The gig economy, also called sharing or access economy, is defined by activities where taxpayers earn income providing on-demand work, services, or goods. This type of work is often carried out via digital platforms such as an app or website. There are many types of sharing economy businesses, including two of the most popular ones: ride-sharing, Uber and Lyft, for example, and home rentals such as Airbnb.
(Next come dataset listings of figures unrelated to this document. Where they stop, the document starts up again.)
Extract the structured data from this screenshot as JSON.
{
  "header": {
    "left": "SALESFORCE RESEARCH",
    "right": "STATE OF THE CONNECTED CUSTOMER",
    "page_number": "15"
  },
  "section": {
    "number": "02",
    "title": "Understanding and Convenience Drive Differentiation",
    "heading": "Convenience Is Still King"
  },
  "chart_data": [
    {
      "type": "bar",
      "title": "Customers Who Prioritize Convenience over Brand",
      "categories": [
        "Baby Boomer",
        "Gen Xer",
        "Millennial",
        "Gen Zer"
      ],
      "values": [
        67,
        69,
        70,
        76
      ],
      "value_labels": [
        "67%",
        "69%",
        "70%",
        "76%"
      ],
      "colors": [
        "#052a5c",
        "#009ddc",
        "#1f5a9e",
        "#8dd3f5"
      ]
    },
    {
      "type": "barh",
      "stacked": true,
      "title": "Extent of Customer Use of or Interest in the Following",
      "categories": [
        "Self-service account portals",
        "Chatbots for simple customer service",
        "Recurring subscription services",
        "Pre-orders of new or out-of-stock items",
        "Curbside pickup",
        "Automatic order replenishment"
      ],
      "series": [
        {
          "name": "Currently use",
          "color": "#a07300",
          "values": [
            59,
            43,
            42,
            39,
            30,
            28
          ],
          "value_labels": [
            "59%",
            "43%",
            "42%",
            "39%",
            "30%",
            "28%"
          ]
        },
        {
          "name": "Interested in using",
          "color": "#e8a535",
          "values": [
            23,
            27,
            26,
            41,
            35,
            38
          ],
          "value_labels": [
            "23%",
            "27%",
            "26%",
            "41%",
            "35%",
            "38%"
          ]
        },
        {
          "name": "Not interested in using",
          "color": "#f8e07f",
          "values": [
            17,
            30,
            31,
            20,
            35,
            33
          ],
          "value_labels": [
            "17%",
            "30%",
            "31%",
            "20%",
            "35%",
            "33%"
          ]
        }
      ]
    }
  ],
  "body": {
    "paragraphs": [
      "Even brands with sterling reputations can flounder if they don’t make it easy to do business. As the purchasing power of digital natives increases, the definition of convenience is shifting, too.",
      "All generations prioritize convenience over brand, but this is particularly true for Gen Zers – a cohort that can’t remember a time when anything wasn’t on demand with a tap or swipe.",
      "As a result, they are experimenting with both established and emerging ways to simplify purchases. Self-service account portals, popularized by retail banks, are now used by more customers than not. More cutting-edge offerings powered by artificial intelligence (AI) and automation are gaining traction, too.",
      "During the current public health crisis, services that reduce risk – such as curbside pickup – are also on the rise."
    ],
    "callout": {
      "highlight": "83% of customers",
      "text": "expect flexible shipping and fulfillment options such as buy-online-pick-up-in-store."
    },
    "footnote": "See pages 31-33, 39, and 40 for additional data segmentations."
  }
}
If taxpayers use one of the many online platforms to rent a spare bedroom, provide car rides, or other goods or services, they may be part of the sharing or gig worker economy. Understanding how gig work can affect taxes may sound complicated, but it doesn’t have to be. Let’s take a look at what taxpayers should keep in mind:

Income is Taxable

Whether it’s a full-time job or just a side hustle, taxpayers must report gig economy earnings on their tax returns. Income from these sources is taxable, regardless of whether an individual receives information returns. This is true even if the work is full-time, part-time, or a side job, if an individual is paid in cash, or if an information return like a Form 1099 or Form W2 is issued to the gig worker.


New for 2022: The reporting requirement PDF for issuance of Form 1099-K changed for payments received in 2022 to totals exceeding $600, regardless of the total number of transactions. This means some gig workers will now receive an information return. This is true even if the work is full-time, part-time or if an individual is paid in cash.